While many programs have returned from their holiday breaks, not all have.  There were some repeats this week involving science and technology guests.  If you couldn’t stay up on January 5th for Neil deGrasse Tyson on The Late Show, you could have caught a rerun of his September appearance on Harry earlier in the day.  Similarly, Silicon Valley actor Kumail Nanjiani had both repeat and original appearances this week.  On January 5th he had a new appearance on The Ellen DeGeneres Show while on the 2nd you could have caught his September appearance on Harry.

Jeff Goodell is an author and journalist who occasionally writes on science topics.  On the January 3 edition of The Opposition, Goodell attempted to discuss his latest book – dealing with sea level rise – with host Jordan Klepper.

Science and Technology Guests on Late Night, Week of December 25

Merry Christmas (belated)…

The holiday repeats continue, unless the program is actually pre-empted.  Some programs will return on January 2nd, but most should be back by January 9th.

Regrettably, none of this week’s repeats featured a science and/or technology linked guest, and Star Talk was off.  I am catching up on some shows, and can point you to a lot of recent segments from The Daily Show.

Correspondent Ronny Chieng focused on recent developments in high-tech law enforcement on the December 11 edition.

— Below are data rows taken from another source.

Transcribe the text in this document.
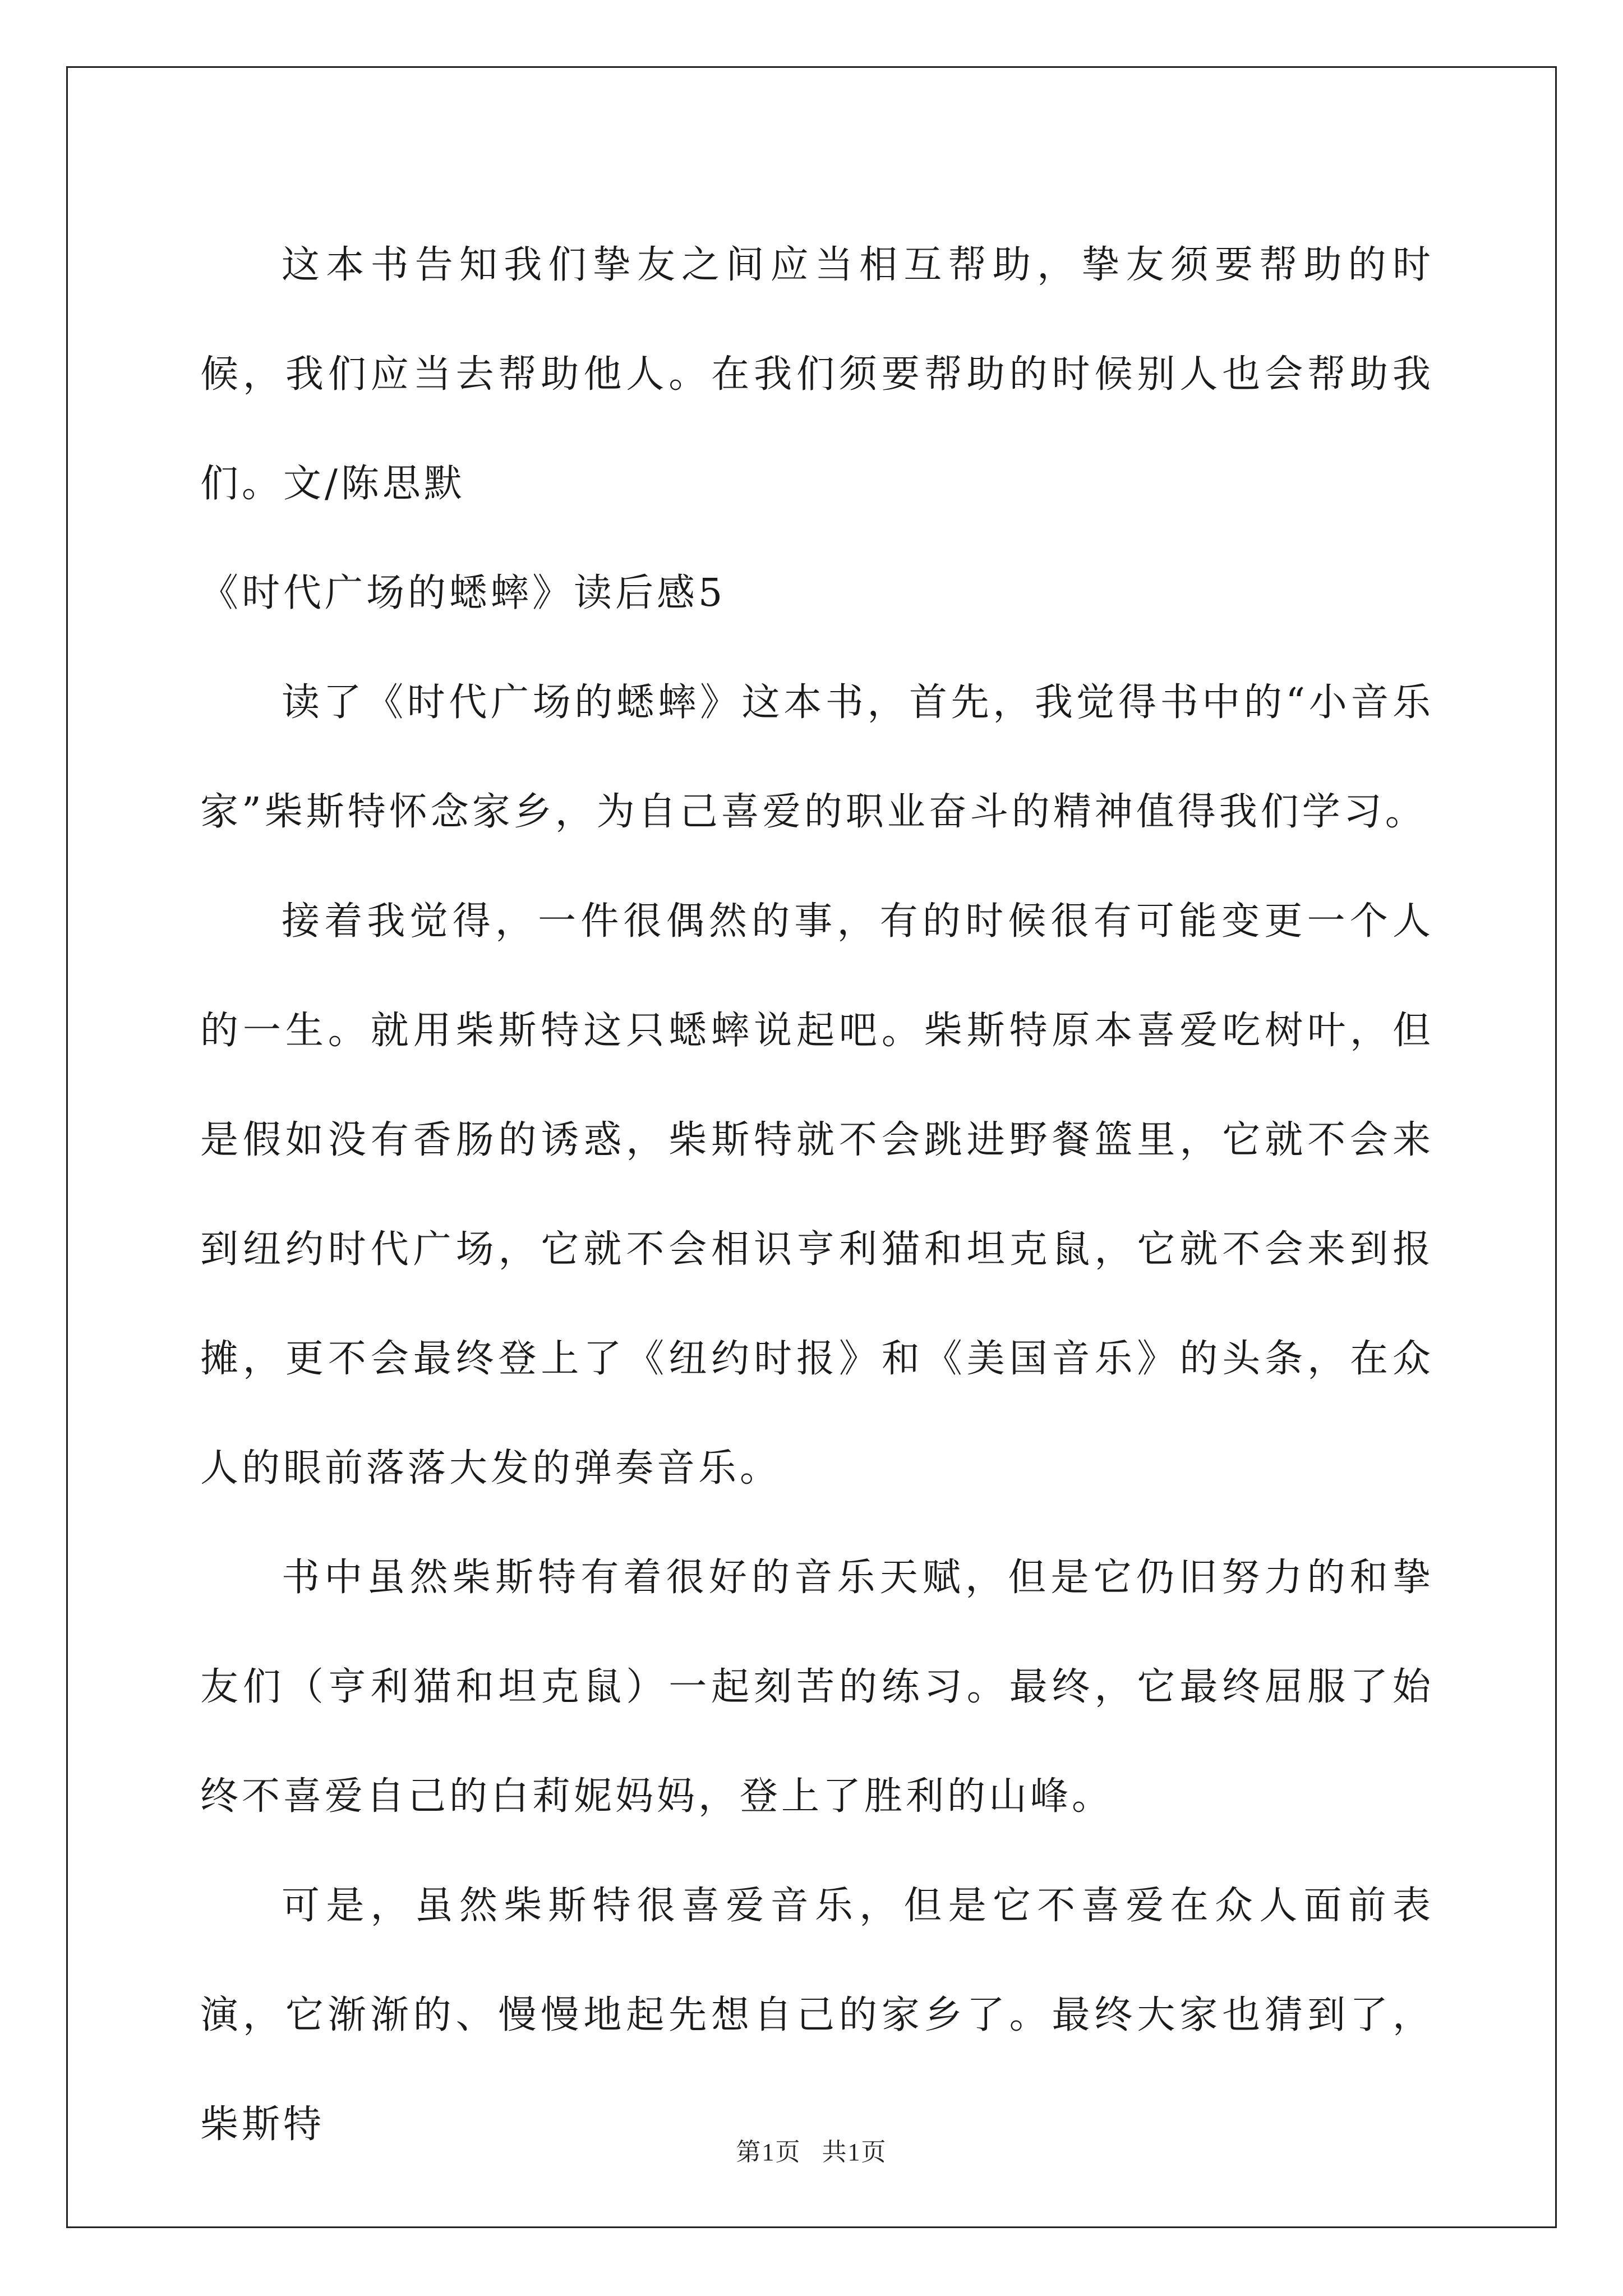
这本书告知我们挚友之间应当相互帮助，挚友须要帮助的时候，我们应当去帮助他人。在我们须要帮助的时候别人也会帮助我们。文/陈思默

《时代广场的蟋蟀》读后感5

读了《时代广场的蟋蟀》这本书，首先，我觉得书中的“小音乐家”柴斯特怀念家乡，为自己喜爱的职业奋斗的精神值得我们学习。

接着我觉得，一件很偶然的事，有的时候很有可能变更一个人的一生。就用柴斯特这只蟋蟀说起吧。柴斯特原本喜爱吃树叶，但是假如没有香肠的诱惑，柴斯特就不会跳进野餐篮里，它就不会来到纽约时代广场，它就不会相识亨利猫和坦克鼠，它就不会来到报摊，更不会最终登上了《纽约时报》和《美国音乐》的头条，在众人的眼前落落大发的弹奏音乐。

书中虽然柴斯特有着很好的音乐天赋，但是它仍旧努力的和挚友们（亨利猫和坦克鼠）一起刻苦的练习。最终，它最终屈服了始终不喜爱自己的白莉妮妈妈，登上了胜利的山峰。

可是，虽然柴斯特很喜爱音乐，但是它不喜爱在众人面前表演，它渐渐的、慢慢地起先想自己的家乡了。最终大家也猜到了，柴斯特

第1页 共1页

Most of them looked to be a little too ahead of their time, but I’ll let you be the judge.  Chieng also had a segment covering the tech trends of 2017 in one of The Daily Show‘s year in review shows, and talked about cryptocurrencies on the December 14 episode.  In tech coverage that doesn’t involve Ronny Chieng, the show covered the Federal Communications Commission reversal on net neutrality on December 14.

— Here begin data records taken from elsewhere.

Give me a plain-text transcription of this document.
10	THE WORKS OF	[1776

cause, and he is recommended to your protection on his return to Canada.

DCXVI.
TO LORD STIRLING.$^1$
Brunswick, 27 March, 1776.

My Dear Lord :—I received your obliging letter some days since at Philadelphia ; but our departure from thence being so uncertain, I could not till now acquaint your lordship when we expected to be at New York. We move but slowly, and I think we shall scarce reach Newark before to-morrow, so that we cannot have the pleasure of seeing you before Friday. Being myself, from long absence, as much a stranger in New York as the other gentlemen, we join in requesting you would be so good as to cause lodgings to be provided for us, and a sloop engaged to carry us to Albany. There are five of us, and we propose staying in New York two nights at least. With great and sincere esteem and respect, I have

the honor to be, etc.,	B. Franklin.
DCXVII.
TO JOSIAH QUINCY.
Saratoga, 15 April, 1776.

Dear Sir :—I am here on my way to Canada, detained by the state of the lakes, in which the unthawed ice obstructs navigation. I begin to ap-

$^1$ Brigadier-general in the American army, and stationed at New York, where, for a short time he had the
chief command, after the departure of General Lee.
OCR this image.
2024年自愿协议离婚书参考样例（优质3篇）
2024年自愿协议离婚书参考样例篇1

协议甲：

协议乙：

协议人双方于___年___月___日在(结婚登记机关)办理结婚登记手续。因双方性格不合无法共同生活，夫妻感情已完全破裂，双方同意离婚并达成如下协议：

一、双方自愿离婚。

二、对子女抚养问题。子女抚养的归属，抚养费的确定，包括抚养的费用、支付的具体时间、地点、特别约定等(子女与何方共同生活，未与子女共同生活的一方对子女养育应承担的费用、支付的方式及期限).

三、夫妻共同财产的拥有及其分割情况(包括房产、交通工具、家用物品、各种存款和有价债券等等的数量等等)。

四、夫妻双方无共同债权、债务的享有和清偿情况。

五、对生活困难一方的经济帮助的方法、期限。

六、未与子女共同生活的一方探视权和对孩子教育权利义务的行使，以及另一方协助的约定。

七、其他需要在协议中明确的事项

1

The MythBusters megamarathon is in full effect until late on January 3rd.  I’ll note that the new episode that premieres at the end of the megamarathon includes two of the contestants from MythBusters: The Search that were not new hosts Brian Louden and Jonathan Lung

Science and Technology Guests on Late Night, Week of December 18

As I noted in the last post, most programs were off this week for the upcoming Christmas holiday.  Amidst the repeats you could find an appearance from a Big Bang Theory actor who plays a scientist.  In this case, it was Kunal Nayyar, and his October appearance was on the December 20 repeat of The Talk.

The few new episodes this week feature no appreciable science and/or technology late night content.  The December 17th episode of StarTalk focused on interstellar space exploration.  The main interview of the episode was with former astronaut Dr. Mae Jemison.  She is Principal of the 100 Year Starship project, an effort to develop the capabilities for interstellar flight by the year 2110.

There was also another new episode of MythBusters this week, and the marathon of the series starts tonight (early Saturday) on the Science Channel.  It will run for roughly 11 days.